— Подумаешь, — подала со своей ветки голос Салима, скрестив на груди руки и сдувая челку с потного лба. — Она не посмеет! Иначе я все расскажу отцу!

— Отец требует, чтобы мы слушались и уважали учительниц, воспитательниц и всех слуг. — Слова Метле звучали так, будто она их читала по книге.

— Но ведь точно так же он требует справедливости — а это было просто нечестно с ее стороны, — не согласилась с ней Салима. — Если Азина меня о чем-то спрашивает, я что же, должна притвориться глухой или немой? И к тому же учительница знает, что я эту суру выучила. Она же четыре раза заставляла нас читать ее вслух и наизусть! И, несмотря на это, снова вызывать меня отвечать и еще грозить палкой — это же несправедливо! Она всегда настроена против меня! — Салима рассердилась, щеки ее раскраснелись, темные глаза гневно сверкали.

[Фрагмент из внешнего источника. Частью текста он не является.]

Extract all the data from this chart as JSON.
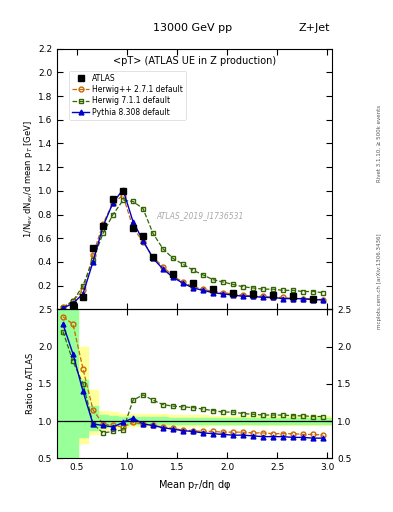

Школу, в которую она ходила вот уже год, Салима всей душой ненавидела. Часами терпеливо сидеть со скрещенными ногами, как будто ты вросла в эти белые циновки на полу, и молчать и слушать, а говорить только тогда, когда тебя спросят, — это причиняло ей, непоседе, мучения неизмеримо большие, чем самое строгое наказание. Несколько ударов бамбуковой палкой еще можно стерпеть, но то, что наступало потом, означало двойную пытку: неподвижно сидеть на пылающих ягодицах остаток уроков. И поскольку Салима никогда ничего не делала наполовину, она, ловя каждый счастливый момент, давала деру.

— Если отец узнает, что она не справляется с нами, он наверняка отошлет ее назад в Оман. — Тонкое лицо Метле стало озабоченным. — Тогда он ее вообще уволит, а как она будет зарабатывать на хлеб? А мы будем виноваты.

— Так ей и надо! — Салима рассердилась и начала гневно болтать ногами. — Она такая подлая! Да еще задирает нос, потому что приехала из Омана и в ней течет чистая арабская кровь. — Она громко засопела и так сильно пнула дерево, что один апельсин сорвался и с сочным шмяком разбился о землю.

Ралуб крутил головой, переводя взгляд с Салимы на Метле. Он грустно проследил за падающим апельсином, облизал липкие пальцы и лениво потянулся за следующим.

— У тебя заболит живот, — предупредила Метле, но он лишь пожал плечами, очистил плод и засунул в рот еще одну истекающую соком порцию. Потом он попытался что-то сказать, но сестра опередила его.

— Т-сс, — она сделала большие глаза. — Кто-то идет сюда.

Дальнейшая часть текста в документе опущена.